Micelli Chocolate Mold Co. founder dies
Ned Micelli, who built up the business with his father Joseph, “loved the chocolate industry.”
July 19, 2017
With his son Joe and daughter Ronnie by his side, Ned Micelli, 88, founder of Micelli Chocolate Mold Co., passed away peacefully at home in Malverne, Long Island, N.Y. on July 16.
He, with his father Joseph Micelli Sr., founded the company 70 years ago in June 1947.
The father-and-son team at the All Metal Chocolate Mold Co. — as it was called then — started out repairing metal moulds. The company eventually shifted to producing custom metal moulds for major chocolate manufacturers.

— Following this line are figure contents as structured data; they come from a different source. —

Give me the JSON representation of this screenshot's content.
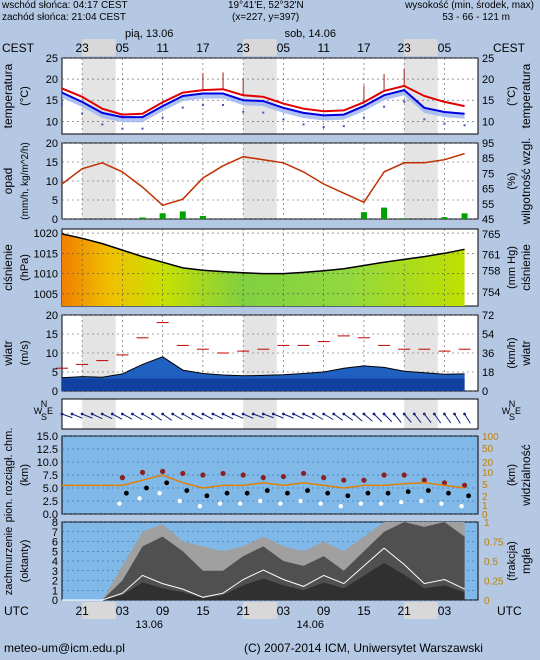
{
  "header": {
    "sunrise": "wschód słońca: 04:17 CEST",
    "sunset": "zachód słońca: 21:04 CEST",
    "coords": "19°41'E, 52°32'N",
    "grid": "(x=227, y=397)",
    "elev_title": "wysokość (min, środek, max)",
    "elev_values": "53 - 66 - 121 m"
  },
  "timebar": {
    "top_tz": "CEST",
    "bottom_tz": "UTC",
    "top_ticks": [
      "23",
      "05",
      "11",
      "17",
      "23",
      "05",
      "11",
      "17",
      "23",
      "05"
    ],
    "bottom_ticks": [
      "21",
      "03",
      "09",
      "15",
      "21",
      "03",
      "09",
      "15",
      "21",
      "03"
    ],
    "top_dates": [
      "pią, 13.06",
      "sob, 14.06"
    ],
    "bottom_dates": [
      "13.06",
      "14.06"
    ]
  },
  "footer": {
    "email": "meteo-um@icm.edu.pl",
    "copyright": "(C) 2007-2014 ICM, Uniwersytet Warszawski"
  },
  "colors": {
    "temp_red": "#e00000",
    "temp_blue": "#0000e0",
    "humidity": "#c03000",
    "precip": "#00a000",
    "visibility": "#e08000"
  },
  "chart_data": [
    {
      "type": "line",
      "id": "temperature",
      "ylabel": "temperatura",
      "ylabel2": "temperatura",
      "unit": "(°C)",
      "unit2": "(°C)",
      "ylim": [
        7,
        25
      ],
      "yticks": [
        10,
        15,
        20,
        25
      ],
      "x_hours": [
        0,
        3,
        6,
        9,
        12,
        15,
        18,
        21,
        24,
        27,
        30,
        33,
        36,
        39,
        42,
        45,
        48,
        51,
        54,
        57,
        60
      ],
      "series": [
        {
          "values": [
            17.8,
            15.8,
            13.0,
            11.6,
            11.8,
            14.5,
            16.8,
            17.4,
            17.6,
            16.2,
            15.8,
            14.2,
            13.0,
            12.4,
            12.6,
            14.5,
            17.2,
            18.4,
            16.0,
            14.6,
            13.6
          ]
        },
        {
          "values": [
            16.8,
            14.6,
            12.0,
            11.0,
            11.0,
            13.6,
            16.0,
            16.6,
            16.6,
            15.0,
            14.8,
            13.2,
            12.0,
            11.4,
            11.6,
            13.6,
            16.2,
            17.4,
            13.2,
            12.2,
            11.8
          ]
        }
      ]
    },
    {
      "type": "line",
      "id": "precip-humidity",
      "ylabel": "opad",
      "ylabel2": "wilgotność wzgl.",
      "unit": "(mm/h, kg/m^2/h)",
      "unit2": "(%)",
      "ylim": [
        0,
        20
      ],
      "yticks": [
        0,
        5,
        10,
        15,
        20
      ],
      "yticks2": [
        45,
        55,
        65,
        75,
        85,
        95
      ],
      "x_hours": [
        0,
        3,
        6,
        9,
        12,
        15,
        18,
        21,
        24,
        27,
        30,
        33,
        36,
        39,
        42,
        45,
        48,
        51,
        54,
        57,
        60
      ],
      "series": [
        {
          "values": [
            68,
            78,
            82,
            76,
            66,
            54,
            58,
            72,
            80,
            86,
            84,
            82,
            76,
            68,
            62,
            56,
            76,
            82,
            82,
            84,
            88
          ]
        }
      ],
      "precip_mm": [
        0,
        0,
        0,
        0,
        0.4,
        1.5,
        2.0,
        0.8,
        0,
        0,
        0,
        0,
        0,
        0,
        0,
        1.8,
        3.0,
        0.2,
        0,
        0.5,
        1.5
      ]
    },
    {
      "type": "area",
      "id": "pressure",
      "ylabel": "ciśnienie",
      "ylabel2": "ciśnienie",
      "unit": "(hPa)",
      "unit2": "(mm Hg)",
      "ylim": [
        1002,
        1021
      ],
      "yticks": [
        1005,
        1010,
        1015,
        1020
      ],
      "yticks2": [
        754,
        758,
        761,
        765
      ],
      "x_hours": [
        0,
        3,
        6,
        9,
        12,
        15,
        18,
        21,
        24,
        27,
        30,
        33,
        36,
        39,
        42,
        45,
        48,
        51,
        54,
        57,
        60
      ],
      "series": [
        {
          "values": [
            1019.8,
            1018.7,
            1017.4,
            1015.8,
            1014.2,
            1012.8,
            1011.4,
            1010.8,
            1010.5,
            1010.2,
            1010.0,
            1010.0,
            1010.3,
            1010.7,
            1011.2,
            1012.0,
            1012.8,
            1013.5,
            1014.2,
            1015.0,
            1016.0
          ]
        }
      ]
    },
    {
      "type": "area",
      "id": "wind",
      "ylabel": "wiatr",
      "ylabel2": "wiatr",
      "unit": "(m/s)",
      "unit2": "(km/h)",
      "ylim": [
        0,
        20
      ],
      "yticks": [
        0,
        5,
        10,
        15,
        20
      ],
      "yticks2": [
        0,
        18,
        36,
        54,
        72
      ],
      "x_hours": [
        0,
        3,
        6,
        9,
        12,
        15,
        18,
        21,
        24,
        27,
        30,
        33,
        36,
        39,
        42,
        45,
        48,
        51,
        54,
        57,
        60
      ],
      "series": [
        {
          "values": [
            3.5,
            3.8,
            3.6,
            4.5,
            7.0,
            9.0,
            5.5,
            4.6,
            4.2,
            4.0,
            4.1,
            4.3,
            4.6,
            5.0,
            6.0,
            6.6,
            6.2,
            5.2,
            4.8,
            4.4,
            4.5
          ]
        },
        {
          "values": [
            6.0,
            7.0,
            8.0,
            9.5,
            14.0,
            18.0,
            12.0,
            11.0,
            10.0,
            10.5,
            11.0,
            12.0,
            12.0,
            13.0,
            14.5,
            14.0,
            12.0,
            11.0,
            11.0,
            10.5,
            11.0
          ]
        }
      ]
    },
    {
      "type": "scatter",
      "id": "wind-direction",
      "x_hours": [
        0,
        3,
        6,
        9,
        12,
        15,
        18,
        21,
        24,
        27,
        30,
        33,
        36,
        39,
        42,
        45,
        48,
        51,
        54,
        57,
        60
      ],
      "direction_deg": [
        290,
        292,
        295,
        298,
        300,
        305,
        300,
        298,
        295,
        293,
        290,
        292,
        295,
        300,
        305,
        310,
        315,
        320,
        322,
        325,
        328
      ],
      "ylabel": "N S W E",
      "ylabel2": "N S W E"
    },
    {
      "type": "scatter",
      "id": "cloudbase-visibility",
      "ylabel": "pion. rozciągł. chm.",
      "ylabel2": "widzialność",
      "unit": "(km)",
      "unit2": "(km)",
      "ylim": [
        0,
        15
      ],
      "yticks": [
        "0.0",
        "2.5",
        "5.0",
        "7.5",
        "10.0",
        "12.5",
        "15.0"
      ],
      "yticks2": [
        0,
        1,
        2,
        5,
        10,
        20,
        50,
        100
      ],
      "x_hours": [
        0,
        3,
        6,
        9,
        12,
        15,
        18,
        21,
        24,
        27,
        30,
        33,
        36,
        39,
        42,
        45,
        48,
        51,
        54,
        57,
        60
      ],
      "series": [
        {
          "values": [
            8.5,
            6.5,
            6.0,
            7.0,
            8.0,
            8.2,
            7.8,
            7.5,
            7.8,
            7.5,
            7.0,
            7.2,
            7.8,
            7.0,
            6.5,
            6.5,
            7.5,
            7.5,
            6.5,
            6.0,
            5.5
          ]
        },
        {
          "values": [
            5.5,
            5.5,
            5.5,
            5.5,
            6.5,
            7.5,
            6.0,
            5.0,
            5.5,
            5.5,
            6.0,
            5.5,
            6.0,
            5.5,
            5.0,
            5.5,
            5.5,
            5.8,
            6.0,
            5.5,
            5.0
          ]
        }
      ]
    },
    {
      "type": "area",
      "id": "cloud-fog",
      "ylabel": "zachmurzenie",
      "ylabel2": "mgła",
      "unit": "(oktanty)",
      "unit2": "(frakcja)",
      "ylim": [
        0,
        8
      ],
      "yticks": [
        0,
        1,
        2,
        3,
        4,
        5,
        6,
        7,
        8
      ],
      "yticks2": [
        "0",
        "0.25",
        "0.5",
        "0.75",
        "1"
      ],
      "x_hours": [
        0,
        3,
        6,
        9,
        12,
        15,
        18,
        21,
        24,
        27,
        30,
        33,
        36,
        39,
        42,
        45,
        48,
        51,
        54,
        57,
        60
      ],
      "series": [
        {
          "values": [
            0,
            0,
            0,
            2.0,
            5.5,
            6.5,
            5.0,
            3.0,
            3.0,
            4.5,
            5.5,
            4.0,
            3.5,
            4.5,
            3.0,
            5.0,
            7.0,
            8.0,
            7.5,
            8.0,
            6.5
          ]
        },
        {
          "values": [
            0,
            0,
            0,
            3.5,
            7.0,
            7.8,
            6.0,
            5.5,
            5.0,
            5.5,
            6.5,
            5.5,
            5.0,
            6.0,
            5.0,
            6.5,
            8.0,
            8.0,
            8.0,
            8.0,
            8.0
          ]
        },
        {
          "values": [
            0,
            0,
            0,
            0.5,
            1.8,
            1.2,
            0.8,
            0.2,
            0.5,
            1.5,
            2.2,
            1.5,
            1.0,
            1.8,
            1.2,
            2.5,
            3.8,
            2.6,
            1.2,
            1.5,
            0.8
          ]
        }
      ]
    }
  ]
}
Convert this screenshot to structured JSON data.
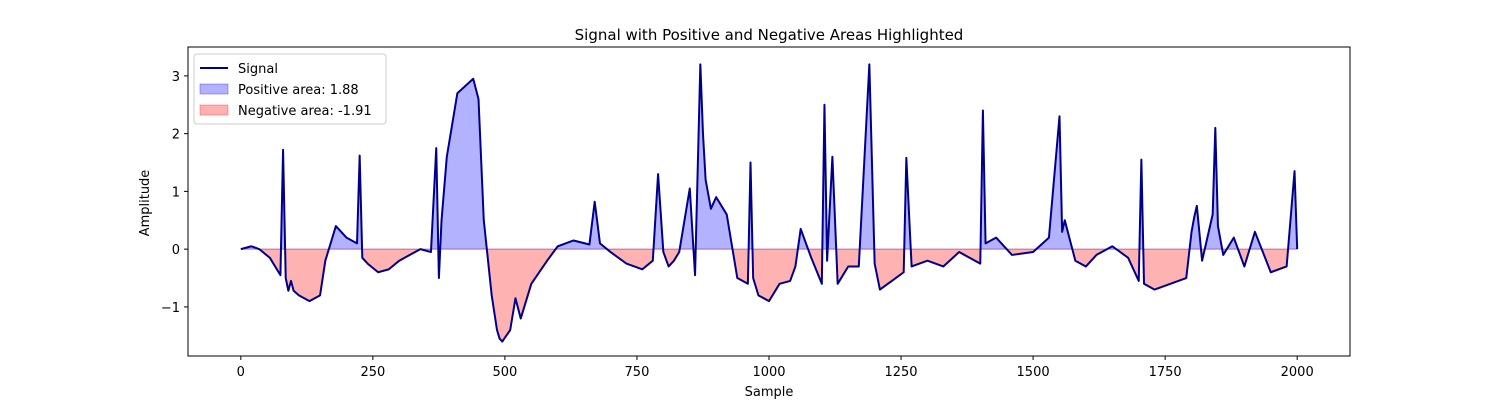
{
  "chart_data": {
    "type": "area",
    "title": "Signal with Positive and Negative Areas Highlighted",
    "xlabel": "Sample",
    "ylabel": "Amplitude",
    "xlim": [
      -100,
      2100
    ],
    "ylim": [
      -1.85,
      3.5
    ],
    "xticks": [
      0,
      250,
      500,
      750,
      1000,
      1250,
      1500,
      1750,
      2000
    ],
    "yticks": [
      -1,
      0,
      1,
      2,
      3
    ],
    "legend_position": "top-left",
    "colors": {
      "signal": "#00008b",
      "positive_fill": "#0000ff",
      "negative_fill": "#ff0000",
      "axis": "#000000"
    },
    "series": [
      {
        "name": "Signal",
        "style": "line",
        "x": [
          0,
          20,
          35,
          55,
          75,
          80,
          85,
          90,
          95,
          100,
          110,
          130,
          150,
          160,
          170,
          180,
          200,
          220,
          225,
          230,
          240,
          260,
          280,
          300,
          320,
          340,
          360,
          370,
          375,
          380,
          390,
          410,
          440,
          450,
          460,
          475,
          485,
          490,
          495,
          510,
          520,
          530,
          550,
          580,
          600,
          630,
          660,
          670,
          680,
          700,
          730,
          760,
          780,
          790,
          800,
          810,
          820,
          830,
          850,
          860,
          870,
          875,
          880,
          890,
          900,
          920,
          940,
          960,
          965,
          970,
          980,
          1000,
          1020,
          1040,
          1050,
          1060,
          1080,
          1100,
          1105,
          1110,
          1120,
          1130,
          1150,
          1170,
          1190,
          1200,
          1210,
          1240,
          1255,
          1260,
          1270,
          1300,
          1330,
          1360,
          1400,
          1405,
          1410,
          1430,
          1460,
          1500,
          1530,
          1550,
          1555,
          1560,
          1580,
          1600,
          1620,
          1650,
          1680,
          1700,
          1705,
          1710,
          1730,
          1760,
          1790,
          1800,
          1805,
          1810,
          1820,
          1840,
          1845,
          1850,
          1860,
          1880,
          1900,
          1920,
          1950,
          1980,
          1995,
          2000
        ],
        "y": [
          0.0,
          0.05,
          0.0,
          -0.15,
          -0.45,
          1.72,
          -0.5,
          -0.72,
          -0.55,
          -0.72,
          -0.8,
          -0.9,
          -0.8,
          -0.2,
          0.1,
          0.4,
          0.2,
          0.1,
          1.62,
          -0.15,
          -0.25,
          -0.4,
          -0.35,
          -0.2,
          -0.1,
          0.0,
          -0.05,
          1.75,
          -0.5,
          0.5,
          1.6,
          2.7,
          2.95,
          2.6,
          0.5,
          -0.8,
          -1.4,
          -1.55,
          -1.6,
          -1.4,
          -0.85,
          -1.2,
          -0.6,
          -0.2,
          0.05,
          0.15,
          0.08,
          0.82,
          0.1,
          -0.05,
          -0.25,
          -0.35,
          -0.2,
          1.3,
          -0.05,
          -0.3,
          -0.2,
          -0.05,
          1.05,
          -0.45,
          3.2,
          2.0,
          1.2,
          0.7,
          0.9,
          0.6,
          -0.5,
          -0.6,
          1.5,
          -0.5,
          -0.8,
          -0.9,
          -0.6,
          -0.55,
          -0.3,
          0.35,
          -0.15,
          -0.6,
          2.5,
          -0.2,
          1.6,
          -0.6,
          -0.3,
          -0.3,
          3.2,
          -0.25,
          -0.7,
          -0.5,
          -0.4,
          1.58,
          -0.3,
          -0.2,
          -0.3,
          -0.05,
          -0.25,
          2.4,
          0.1,
          0.2,
          -0.1,
          -0.05,
          0.2,
          2.3,
          0.3,
          0.5,
          -0.2,
          -0.3,
          -0.1,
          0.05,
          -0.15,
          -0.55,
          1.55,
          -0.6,
          -0.7,
          -0.6,
          -0.5,
          0.3,
          0.55,
          0.75,
          -0.2,
          0.6,
          2.1,
          0.4,
          -0.1,
          0.2,
          -0.3,
          0.3,
          -0.4,
          -0.3,
          1.35,
          0.0
        ]
      },
      {
        "name": "Positive area: 1.88",
        "style": "fill-above-zero"
      },
      {
        "name": "Negative area: -1.91",
        "style": "fill-below-zero"
      }
    ]
  }
}
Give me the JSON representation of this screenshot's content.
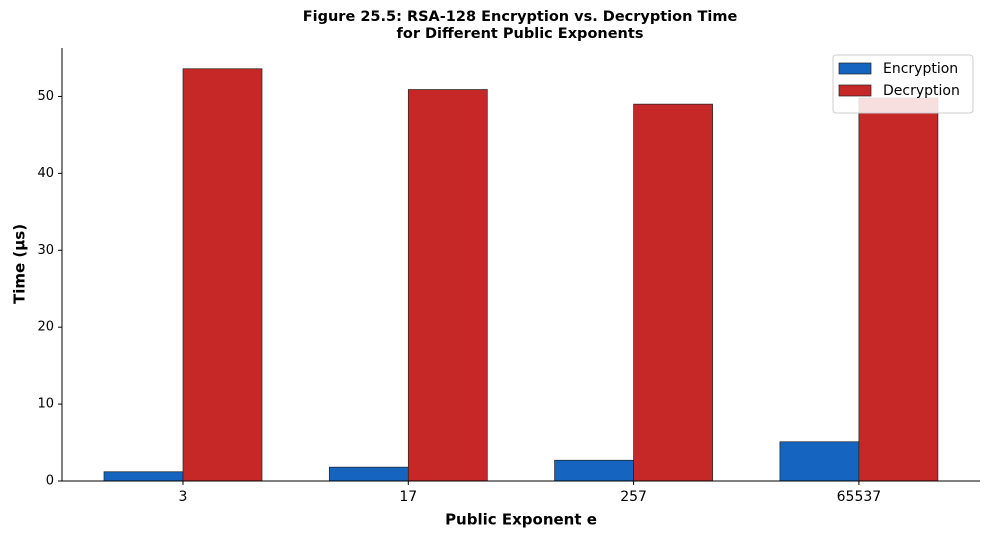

In 1956, the Micelli family opened its second manufacturing plant in Bronx, New York City. By the late 1960s, Ned had pioneered the use of thermoform plastic moulds for chocolate in the United States.
During the early 1970s, Ned's son Joe came aboard, and soon the company began manufacturing polycarbonate plastic injection molds. At this point, Micelli Chocolate Mold Co. was the only manufacturer left in North America producing industrial chocolate moulds.
In the mid-1980s, Ned’s son John joined the family business, which coincided with the company entering the age of computer-aided design and manufacturing technology. A few years later, Ned's daughter, Theresa, joined to focus on accounting and administration.
Ned worked tirelessly side by side with his children to drive the business forward. Today, Micelli Chocolate Mold Co. is the largest manufacturer of chocolate moulds in North America and the only North American-based manufacturer of injection polycarbonate chocolate moulds.
“He loved the chocolate industry and truly embraced helping his customers with chocolate moulding and developing new moulds. Most people he worked with became his friend,” says John, who heads up the company today.
Although his father had been retired for some time, John adds that he still maintained a keen interest in the business and technical innovations as the company evolved.
Ned is survived by five children, nine grandchildren and six great grandchildren. He was also known as a serious sports competitor, John points out.
“Although bowling was his favorite, in his younger years he held local NYC records in boxing, bowling, pool, basketball, and was even New York State ping pong champ at age 16,” John said. “He was loved and widely known in the chocolate industry.”
A funeral mass will be held on July 21 at 9:45 a.m. at Our Lady of Lourdes Roman Catholic Church in Farmingdale, N.Y. Memorial donations can be made to the Boys Club of New York.